POST-PENSIERO 149 – sul Cristo reale
Oltre la narrazione simbolica del Cristo, sul Cristo
reale (che sia effettivamente vissuto oppure no, è indifferente), il Cristo che
noi realmente abbiamo appreso nella cognizione del complessivo processo
educativo, insomma il Cristo che realmente è nelle nostre menti, rappresenta
inequivocabilmente un messaggio politico estremo.
Non è un Dio rimasto nel regno dei cieli, è sceso in
terra, piuttosto, per dire agli umani che è qui, su questa terra, ogni giorno,
che si realizza il Paradiso. È venuto a dire che non c'è altro luogo in cui
farlo. È talmente importante farlo qui, ora, che anche dopo la morte fisica,
lui resterà qui, risorto, a realizzare un mondo migliore.

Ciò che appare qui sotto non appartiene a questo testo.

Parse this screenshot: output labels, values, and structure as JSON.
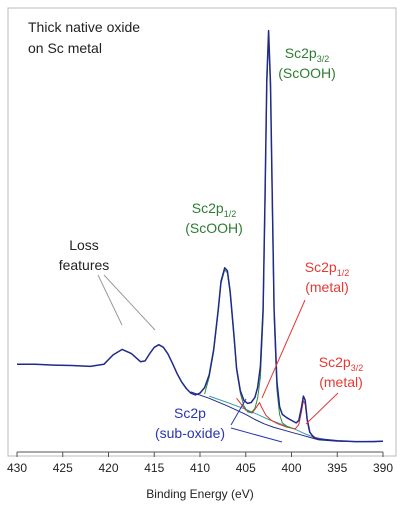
{
  "chart_data": {
    "type": "line",
    "title": "Thick native oxide\non Sc metal",
    "xlabel": "Binding Energy (eV)",
    "ylabel": "",
    "x_reversed": true,
    "xlim": [
      430,
      390
    ],
    "x_ticks": [
      430,
      425,
      420,
      415,
      410,
      405,
      400,
      395,
      390
    ],
    "tick_labels": [
      "430",
      "425",
      "420",
      "415",
      "410",
      "405",
      "400",
      "395",
      "390"
    ],
    "ylim": [
      0,
      1
    ],
    "grid": false,
    "legend": "none",
    "series": [
      {
        "role": "measured",
        "color": "#1f2a8c",
        "x": [
          430,
          428,
          426,
          424,
          422,
          420.5,
          419.5,
          418.5,
          417.5,
          416.5,
          416,
          415.5,
          415,
          414.5,
          414,
          413.5,
          413,
          412.5,
          412,
          411.5,
          411,
          410.5,
          410,
          409.5,
          409,
          408.5,
          408,
          407.7,
          407.3,
          407,
          406.7,
          406.3,
          406,
          405.6,
          405.2,
          404.8,
          404.4,
          404,
          403.7,
          403.4,
          403.1,
          402.9,
          402.7,
          402.5,
          402.3,
          402.1,
          401.9,
          401.6,
          401.3,
          401,
          400.5,
          400,
          399.5,
          399.2,
          398.9,
          398.7,
          398.5,
          398.3,
          398,
          397.5,
          397,
          396,
          395,
          393,
          391,
          390
        ],
        "y": [
          0.19,
          0.19,
          0.188,
          0.187,
          0.185,
          0.19,
          0.212,
          0.225,
          0.215,
          0.196,
          0.198,
          0.215,
          0.23,
          0.236,
          0.23,
          0.214,
          0.192,
          0.168,
          0.148,
          0.133,
          0.122,
          0.118,
          0.122,
          0.135,
          0.165,
          0.225,
          0.32,
          0.385,
          0.417,
          0.41,
          0.36,
          0.26,
          0.18,
          0.128,
          0.105,
          0.098,
          0.1,
          0.112,
          0.135,
          0.185,
          0.32,
          0.58,
          0.86,
          0.975,
          0.85,
          0.58,
          0.32,
          0.15,
          0.09,
          0.072,
          0.064,
          0.058,
          0.052,
          0.058,
          0.09,
          0.115,
          0.105,
          0.062,
          0.03,
          0.016,
          0.014,
          0.012,
          0.01,
          0.008,
          0.008,
          0.009
        ]
      },
      {
        "role": "fit ScOOH",
        "color": "#2e8b3a",
        "x": [
          409.5,
          409,
          408.5,
          408,
          407.7,
          407.3,
          407,
          406.7,
          406.3,
          406,
          405.6,
          405.2,
          404.8,
          404.4,
          404,
          403.7,
          403.4,
          403.1,
          402.9,
          402.7,
          402.5,
          402.3,
          402.1,
          401.9,
          401.6,
          401.3,
          401,
          400.5,
          400
        ],
        "y": [
          0.12,
          0.16,
          0.22,
          0.315,
          0.38,
          0.412,
          0.405,
          0.355,
          0.255,
          0.176,
          0.122,
          0.092,
          0.078,
          0.076,
          0.086,
          0.11,
          0.16,
          0.3,
          0.56,
          0.84,
          0.962,
          0.835,
          0.56,
          0.3,
          0.13,
          0.072,
          0.052,
          0.044,
          0.04
        ]
      },
      {
        "role": "fit metal",
        "color": "#e03030",
        "x": [
          406,
          405,
          404.3,
          403.8,
          403.5,
          403.2,
          402.8,
          402.2,
          401.5,
          400.5,
          399.6,
          399.2,
          398.9,
          398.7,
          398.5,
          398.3,
          398.1,
          397.8,
          397.4,
          397
        ],
        "y": [
          0.11,
          0.082,
          0.075,
          0.09,
          0.1,
          0.086,
          0.07,
          0.058,
          0.05,
          0.042,
          0.038,
          0.048,
          0.08,
          0.104,
          0.096,
          0.058,
          0.036,
          0.024,
          0.018,
          0.015
        ]
      },
      {
        "role": "fit sub-oxide",
        "color": "#3aa0a0",
        "x": [
          409,
          407,
          405,
          403.5,
          402.5,
          401.5,
          400.5,
          399.5,
          398.5,
          397.5,
          396
        ],
        "y": [
          0.115,
          0.1,
          0.084,
          0.07,
          0.06,
          0.052,
          0.044,
          0.036,
          0.026,
          0.018,
          0.012
        ]
      },
      {
        "role": "fit background",
        "color": "#1f2a8c",
        "x": [
          411,
          409,
          407,
          405,
          404,
          403,
          402,
          401,
          400,
          399,
          398,
          397,
          395,
          393,
          390
        ],
        "y": [
          0.125,
          0.11,
          0.092,
          0.072,
          0.06,
          0.05,
          0.042,
          0.036,
          0.03,
          0.024,
          0.018,
          0.012,
          0.009,
          0.008,
          0.009
        ]
      }
    ],
    "annotations": [
      {
        "id": "loss",
        "lines": [
          "Loss",
          "features"
        ],
        "color": "#222222"
      },
      {
        "id": "p12_ox",
        "base": "Sc2p",
        "sub": "1/2",
        "line2": "(ScOOH)",
        "color": "#2e7d32"
      },
      {
        "id": "p32_ox",
        "base": "Sc2p",
        "sub": "3/2",
        "line2": "(ScOOH)",
        "color": "#2e7d32"
      },
      {
        "id": "p12_met",
        "base": "Sc2p",
        "sub": "1/2",
        "line2": "(metal)",
        "color": "#e53935"
      },
      {
        "id": "p32_met",
        "base": "Sc2p",
        "sub": "3/2",
        "line2": "(metal)",
        "color": "#e53935"
      },
      {
        "id": "subox",
        "base": "Sc2p",
        "sub": "",
        "line2": "(sub-oxide)",
        "color": "#2a36b1"
      }
    ]
  }
}
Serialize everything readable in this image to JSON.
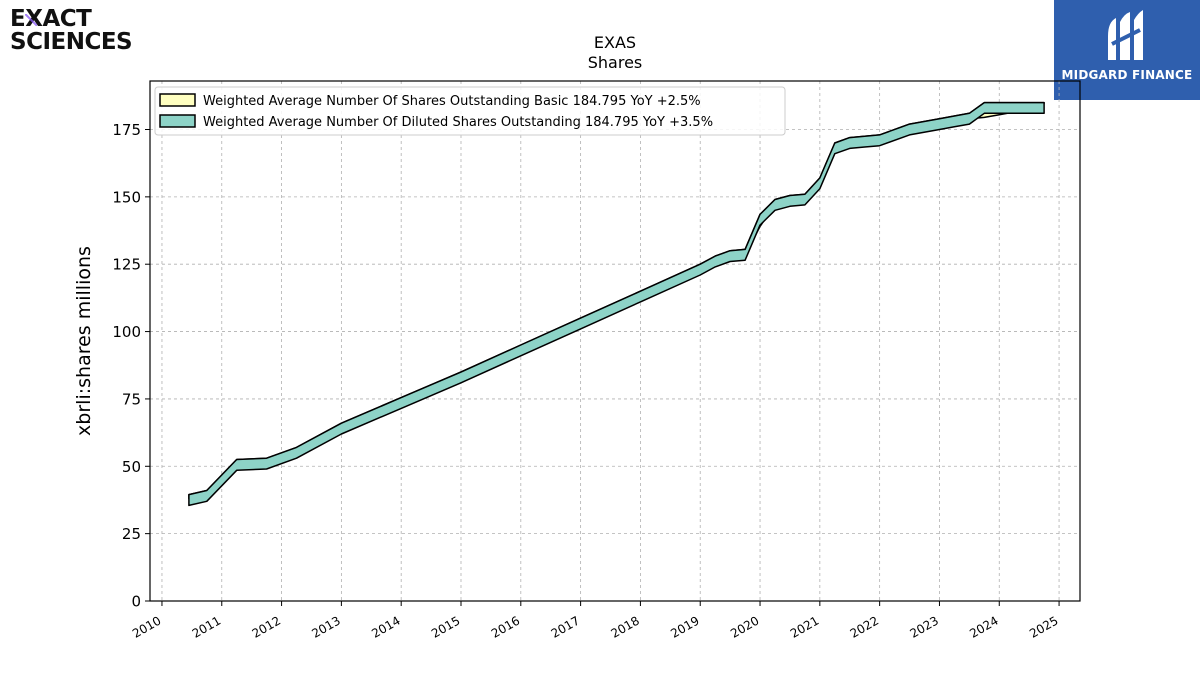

Non c'è messaggio più politico.
Cristo non ha mai dettato
regole morali. Ha indicato un comportamento etico basato sulla responsabilità
(riconoscerai me nell'altro) e sul senso di giustizia (chi è senza peccato
scagli la prima pietra). Un messaggio costruito sui presupposti etici, sui comportamenti
e non su regolamentazioni, leggi morali. Non ci sono comandamenti nel Cristo
reale della nostra mente.
Mosè (se è esistito),
prima, e Agostino di Ippona, poi, hanno cambiato l'etica cristiana in morale
cattolica.
Ma il Cristo reale, quello che conosciamo, ha chiesto
ai suoi apostoli, non di seguirlo in un fantomatico altro mondo, ma di restare
qui in terra a realizzarlo, portando ovunque il messaggio di una società giusta
costruita sulla relazione d'amore: un moviment, diremmo noi oggi, etico, fatto
(come sembra che dicesse Pericle) di quelle regole non scritte ma che
procurano, a chi non le rispetta, "una vergogna comunemente
riconosciuta".
Non c'è nulla di più profondamente politico.